Even though the younger George Bush and his agenda are off the main stage, the ownership society never went away and still influences conservative policy. The congressman Paul Ryan's plan is to turn everything that isn't nailed to the floor into block grants.

Yuval Levin of National Affairs argues that families ("which after all are not liberal institutions") are the best agents of cost controls in health care. To the extent they exist, Republican approaches to health reform seek to reduce the share of medical-cost risk that is socialised.

While the numerous individualised programmes and government activism of Bush-era "compassionate conservatism" seem to contrast with the "47 per cent" meme of the Tea Party versus the looters, these are just two sides of the same coin. Or, perhaps, the good cop and bad cop of the ownership society. The good cop offers you a range of tax-free personal accounts to try to help you to mitigate risk while he transforms public programmes into private ones; the bad cop tries to stigmatise and dismantle what remains of government assistance.

That the ownership idea has survived as a driver of conservative policymaking is important because the vision of an ownership society has not survived the current downturn well. The crown jewel of block-granted policy, welfare reform, has collapsed under the recent economic crisis as increasing numbers of Americans have been left without paying jobs or a welfare check. State budgets crumbled under the bursting of the housing bubble, leaving them unable to absorb responsibilities from the federal government.

Meanwhile, if not for the automatic stabilisers and emergency stimulus that increased national income as the economy went into a downturn, the recession would have been far more vicious.

As unemployment doubled across most occupations, industries and demographic groups, it required a collective government response to combat the recession.

What Americans need today is less individual ownership of risk, not more.

Though political fortunes come and go, the desirability of privatised risk is unlikely to change in the near future.
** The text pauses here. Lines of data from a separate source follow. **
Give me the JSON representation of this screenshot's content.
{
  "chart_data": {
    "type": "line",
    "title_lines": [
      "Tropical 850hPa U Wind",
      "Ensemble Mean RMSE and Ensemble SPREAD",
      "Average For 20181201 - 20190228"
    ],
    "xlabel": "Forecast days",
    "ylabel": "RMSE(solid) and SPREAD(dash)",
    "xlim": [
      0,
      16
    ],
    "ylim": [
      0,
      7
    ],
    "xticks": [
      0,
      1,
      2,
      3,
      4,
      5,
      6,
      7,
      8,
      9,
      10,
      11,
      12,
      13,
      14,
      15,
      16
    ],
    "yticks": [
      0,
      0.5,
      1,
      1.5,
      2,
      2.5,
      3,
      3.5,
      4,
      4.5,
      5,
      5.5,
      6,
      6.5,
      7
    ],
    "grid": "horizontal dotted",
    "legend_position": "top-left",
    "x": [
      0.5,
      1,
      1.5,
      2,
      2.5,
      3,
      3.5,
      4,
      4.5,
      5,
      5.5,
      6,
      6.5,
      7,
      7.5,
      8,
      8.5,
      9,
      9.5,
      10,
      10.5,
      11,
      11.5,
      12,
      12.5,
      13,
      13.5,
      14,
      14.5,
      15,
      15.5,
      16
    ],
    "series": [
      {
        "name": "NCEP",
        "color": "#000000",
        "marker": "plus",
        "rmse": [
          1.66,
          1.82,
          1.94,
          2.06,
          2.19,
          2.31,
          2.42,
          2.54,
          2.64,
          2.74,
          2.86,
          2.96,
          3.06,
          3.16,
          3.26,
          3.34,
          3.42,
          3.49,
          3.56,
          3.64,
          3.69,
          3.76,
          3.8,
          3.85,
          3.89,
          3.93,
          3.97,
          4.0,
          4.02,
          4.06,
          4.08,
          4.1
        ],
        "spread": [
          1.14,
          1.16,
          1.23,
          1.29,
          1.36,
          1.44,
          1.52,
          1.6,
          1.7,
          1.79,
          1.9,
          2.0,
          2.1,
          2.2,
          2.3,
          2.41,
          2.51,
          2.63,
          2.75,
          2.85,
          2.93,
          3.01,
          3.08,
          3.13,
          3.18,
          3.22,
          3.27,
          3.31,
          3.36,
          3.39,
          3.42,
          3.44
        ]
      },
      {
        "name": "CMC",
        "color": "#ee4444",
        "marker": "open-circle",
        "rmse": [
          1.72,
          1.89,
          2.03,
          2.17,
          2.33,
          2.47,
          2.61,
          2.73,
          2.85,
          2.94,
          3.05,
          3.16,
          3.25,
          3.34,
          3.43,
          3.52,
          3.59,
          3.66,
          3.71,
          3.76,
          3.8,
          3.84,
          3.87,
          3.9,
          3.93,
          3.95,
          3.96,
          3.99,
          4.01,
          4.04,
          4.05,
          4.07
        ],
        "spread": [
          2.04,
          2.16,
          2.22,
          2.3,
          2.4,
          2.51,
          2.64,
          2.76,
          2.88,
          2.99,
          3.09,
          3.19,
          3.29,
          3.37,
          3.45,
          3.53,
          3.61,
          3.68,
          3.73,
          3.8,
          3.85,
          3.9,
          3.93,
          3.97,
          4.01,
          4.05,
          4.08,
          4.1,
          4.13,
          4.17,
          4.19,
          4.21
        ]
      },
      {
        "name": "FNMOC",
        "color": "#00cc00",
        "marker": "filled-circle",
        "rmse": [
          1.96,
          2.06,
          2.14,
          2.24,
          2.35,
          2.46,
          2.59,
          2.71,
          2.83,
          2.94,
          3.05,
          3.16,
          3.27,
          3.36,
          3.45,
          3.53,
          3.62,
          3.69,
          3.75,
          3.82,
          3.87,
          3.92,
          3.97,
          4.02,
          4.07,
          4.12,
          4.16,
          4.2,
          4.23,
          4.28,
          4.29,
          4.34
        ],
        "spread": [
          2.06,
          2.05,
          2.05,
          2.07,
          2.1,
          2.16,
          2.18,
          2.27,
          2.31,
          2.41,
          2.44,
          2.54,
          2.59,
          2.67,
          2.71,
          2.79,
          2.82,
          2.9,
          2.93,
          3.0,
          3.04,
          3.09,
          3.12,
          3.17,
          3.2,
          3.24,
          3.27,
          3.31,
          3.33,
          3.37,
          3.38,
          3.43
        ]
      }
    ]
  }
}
Regular voters do not see the risk ofbeing unable to afford major surgery as a precondition for real freedom, wisdom and virtue. They see a role for the government in protecting us from such a risk through regulation, subsidies and mandates. Conservativeshave not adequately addressed what risks should be shared across the public and how the government should share those risks through law and markets. Most conservative plans try to push costs and risk back onto families, regardless of whether they are prepared to handle them. And such reforms are unlikely to be compelling in the current and future economic environments.